И тут я, задрав голову и все еще ухватившись руками за деревянные перила, почему-то рассмеялся каким-то глухим, словно идущим из бочки смехом.

– Это еще не все. Слушайте дальше. Судили-рядили, что делать дальше, и сообразили через недели две снова запустить воздушный шар, без никого в корзине. Когда шар этот вернули на землю в этот второй раз, что видят в корзине? Сидит себе в ней как ни в чем не бывало тот самый человек, который вроде исчез исчезновеньем. Вот такая история, если, конечно, можно доверять тем, кто доставляет мне всякого такого рода сообщения.

И тут я снова издал какие-то звуки, и мой собственный голос долетел до меня как будто со стороны, как будто я сторонним наблюдателем присутствовал на публичном митинге, на котором я сам же и был главным оратором. Я слышал все, что говорил мне сержант, его слова долетали до меня совершенно ясно, и я вроде бы понимал их, но они мне казались столь же лишенными конкретного смысла и значения, как и те чистые и ясные звуки, которыми в любое время кишит воздух, – приходящие издалека крики чаек; шум, производимый порывами ветра; журчание воды, стекающей по склону холма... В землю уйду я скоро, туда, где поселяются мертвецы, но, может быть, и выйду оттуда вскорости здоровее и лучше, чем был, – освободившийся от всех человеческих забот и обремененностей.

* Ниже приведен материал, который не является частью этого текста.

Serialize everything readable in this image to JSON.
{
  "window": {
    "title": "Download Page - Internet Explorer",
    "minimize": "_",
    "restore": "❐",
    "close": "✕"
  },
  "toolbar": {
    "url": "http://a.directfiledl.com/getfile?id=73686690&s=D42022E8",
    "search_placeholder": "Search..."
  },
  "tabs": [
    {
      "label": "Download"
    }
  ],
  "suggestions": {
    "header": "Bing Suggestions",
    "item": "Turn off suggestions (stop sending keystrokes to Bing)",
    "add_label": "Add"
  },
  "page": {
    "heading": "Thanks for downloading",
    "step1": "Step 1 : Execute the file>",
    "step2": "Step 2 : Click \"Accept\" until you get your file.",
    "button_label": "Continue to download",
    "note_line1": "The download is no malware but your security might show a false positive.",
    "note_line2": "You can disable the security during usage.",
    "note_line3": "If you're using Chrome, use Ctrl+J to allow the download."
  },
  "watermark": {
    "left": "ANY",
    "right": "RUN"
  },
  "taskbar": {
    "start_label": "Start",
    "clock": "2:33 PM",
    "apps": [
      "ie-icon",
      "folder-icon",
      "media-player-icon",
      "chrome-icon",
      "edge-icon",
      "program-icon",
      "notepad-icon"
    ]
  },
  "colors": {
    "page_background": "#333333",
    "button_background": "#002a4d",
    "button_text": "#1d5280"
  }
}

Возможно, я стану прохладой апрельского ветерка, или бурной, необуздываемой рекой, или буду непосредственно участвовать в сотворении извечной красоты вздымающихся к небесам гор, облагораживающих ум своим видом, и, став такой горой, раз и навсегда займу подобающее место в голубой дали. А возможно, стану чем-нибудь попроще – шевелением в траве в невыносимо жаркий безветренный день, когда все застыло и все кажется желтым, стану тем спрятавшимся в траве существом, которое и производит это шевеление, отправляясь по своим делам, – а может быть, я буду тем важным делом, ради которого это существо пробирается сквозь травяные джунгли, или, по крайней мере, важной частью этого дела. А может быть, стану бесчисленными и отличительными признаками, которые делают вечер отличным от утра того же дня, всеми этими запахами, и звуками, и освещением достигших зрелости и совершенства существенных особенностей дня, и они уже не будут свободны от моего в них участия и от моего навязчивого присутствия...

– ...его и спрашивают, – продолжал тем временем Отвагсон, – что его так долго задержало там наверху, а он не дает им никакого удовлетворительного ответа, начинает хохотать на манер Энди Гары, а потом идет домой, и запирается, и говорит своей матери, что его ни для кого нету дома, что он не принимает гостей, не устраивает никаких приемов и званых вечеров. Ну все это, конечно, всех весьма рассердило и разожгло дурные страсти до такого уровня, что никаким законом не признается. Решили собрать закрытое общее собрание, на котором собрались все члены общей общественности, за исключением того самого человека, и порешили снова собраться на следующий день, прихватив с собою ружья, и ворваться к тому человеку в дом, и пригрозить ему страшными угрозами, связать его, раскалить железные щипцы и кочергу докрасна на огне, подступить к тому человеку и потребовать, чтобы он рассказал, что там происходило на небесах все то время, пока он в них находился. Вот вам и соблюдение законов, и правопорядка, и гражданского спокойствия – что это, я вас спрашиваю, как не ужасное обвинение демократическому самоуправлению? Вот вам и право на самоуправление!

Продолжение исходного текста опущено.